Today’s Reading: Fin de siècle America

Check it: I’m a French-using snob. Anyway, I’ve been plotting out my prelim reading (holy FUCK there’s a lot), and here’s what’s on tap for today:

Walter Nugent, Crossings: The Great Transatlantic Migrations, 1870-1914
Roger Daniels, Guarding the Golden Door: American Immigration Policy and Immigrants Since 1882
John M. Cooper, Pivotal Decades: The United States, 1900-1920
David Kennedy, Over Here: The First World War and American Society
Lester Chandler, America’s Greatest Depression

Thoughts?  Suggestions?  Concise book reviews that would keep me from having to read these things?  Kidding, kidding.

3 thoughts on “Today’s Reading: Fin de siècle America

  1. So, I only got around to three of the books, having spent half of the day helping a friend move.

    Nugent’s Crossings is an interesting comparison of immigration to the United States, Brazil, Argentina, and Canada between 1870-1914, when steam-powered travel, the need for labor, and lax immigration laws drew tons of people to the Americas. Nugent argues that since other countries got immigrants too, the US isn’t all that exceptional. Except that it is in terms of the sheer quantity and, more importantly, diversity of the immigrants the US received (thus stymieing class consciousness; see Rauchway’s Blessed Among Nations). Nugent makes one interesting observation, though: the high rate of repatriation among immigrants to the US really pissed of some nativists, who thought that going home after working in the US amounted to a slap in the face.

    Daniels’s Guarding the Golden Door is a big, fat bore of a book. Stuffed with details on immigration law since 1882 (when the Chinese Exclusion Act was passed), the book has a no-shit-sherlock thesis: American immigration policy has been structured around keeping people out (Chinese, illiterate, various nationalities, etc.). Oh, and the INS is a bunch of meanies. Maybe good for those wanting detailed background on immigration policy, but not much in terms of an argument.

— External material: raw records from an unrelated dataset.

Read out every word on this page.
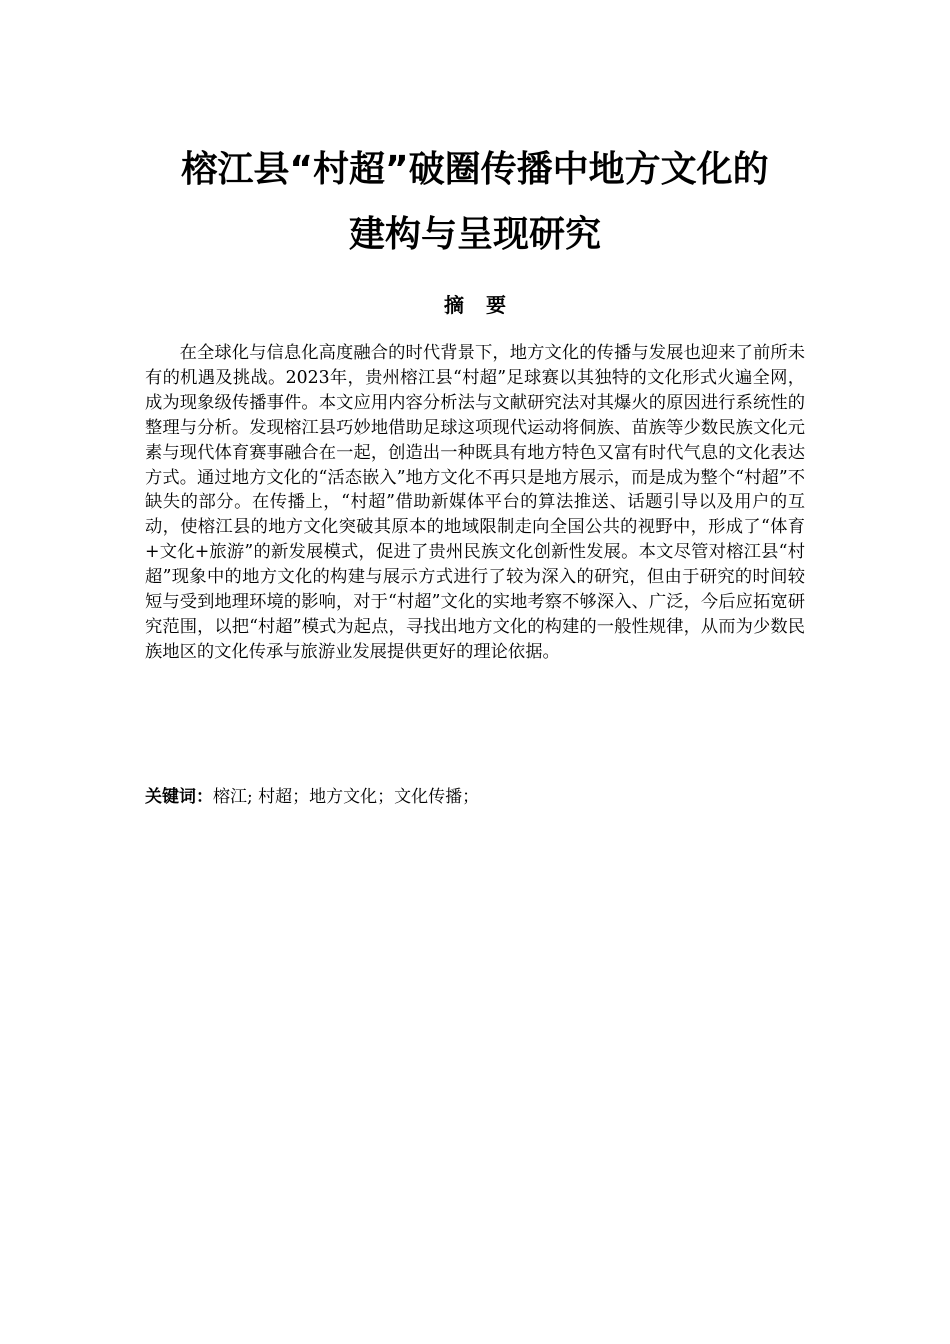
榕江县“村超”破圈传播中地方文化的
建构与呈现研究
摘要
在全球化与信息化高度融合的时代背景下，地方文化的传播与发展也迎来了前所未有的机遇及挑战。2023年，贵州榕江县“村超”足球赛以其独特的文化形式火遍全网，成为现象级传播事件。本文应用内容分析法与文献研究法对其爆火的原因进行系统性的整理与分析。发现榕江县巧妙地借助足球这项现代运动将侗族、苗族等少数民族文化元素与现代体育赛事融合在一起，创造出一种既具有地方特色又富有时代气息的文化表达方式。通过地方文化的“活态嵌入”地方文化不再只是地方展示，而是成为整个“村超”不缺失的部分。在传播上，“村超”借助新媒体平台的算法推送、话题引导以及用户的互动，使榕江县的地方文化突破其原本的地域限制走向全国公共的视野中，形成了“体育+文化+旅游”的新发展模式，促进了贵州民族文化创新性发展。本文尽管对榕江县“村超”现象中的地方文化的构建与展示方式进行了较为深入的研究，但由于研究的时间较短与受到地理环境的影响，对于“村超”文化的实地考察不够深入、广泛，今后应拓宽研究范围，以把“村超”模式为起点，寻找出地方文化的构建的一般性规律，从而为少数民族地区的文化传承与旅游业发展提供更好的理论依据。
关键词：榕江; 村超；地方文化；文化传播；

    Kennedy’s Over There is one of my favorite books. It provides a very thorough account of the years of the first world war (avoiding too much detail re: battles). It’s also a great way to look at Progressivism. The war killed Progressivism in a few ways. First, conservatives Republicans used it as an opportunity to empty their party of Progressives. Second, Wilison’s administration really screwed up an opportunity to realize Progressive dreams, half-assing the WIB (under Baruch), the Food Administration (under Hoover), and railroad organization (under McAdoo). But most importantly, the war revealed how hard it was for Progressives to work against America’s affinity for small government; no matter how much some people may have wanted to nationalize the railroads, most Americans–including Wilson and McAdoo–had no desire to go down that path. Finally, the war didn’t go on long enough to provide Wilson with the sort of emergency that he could have used to push Progressivism (which is something many Progressives hoped for, and therefore supported the war). It’s a richly detailed and nuanced book–highly recommended.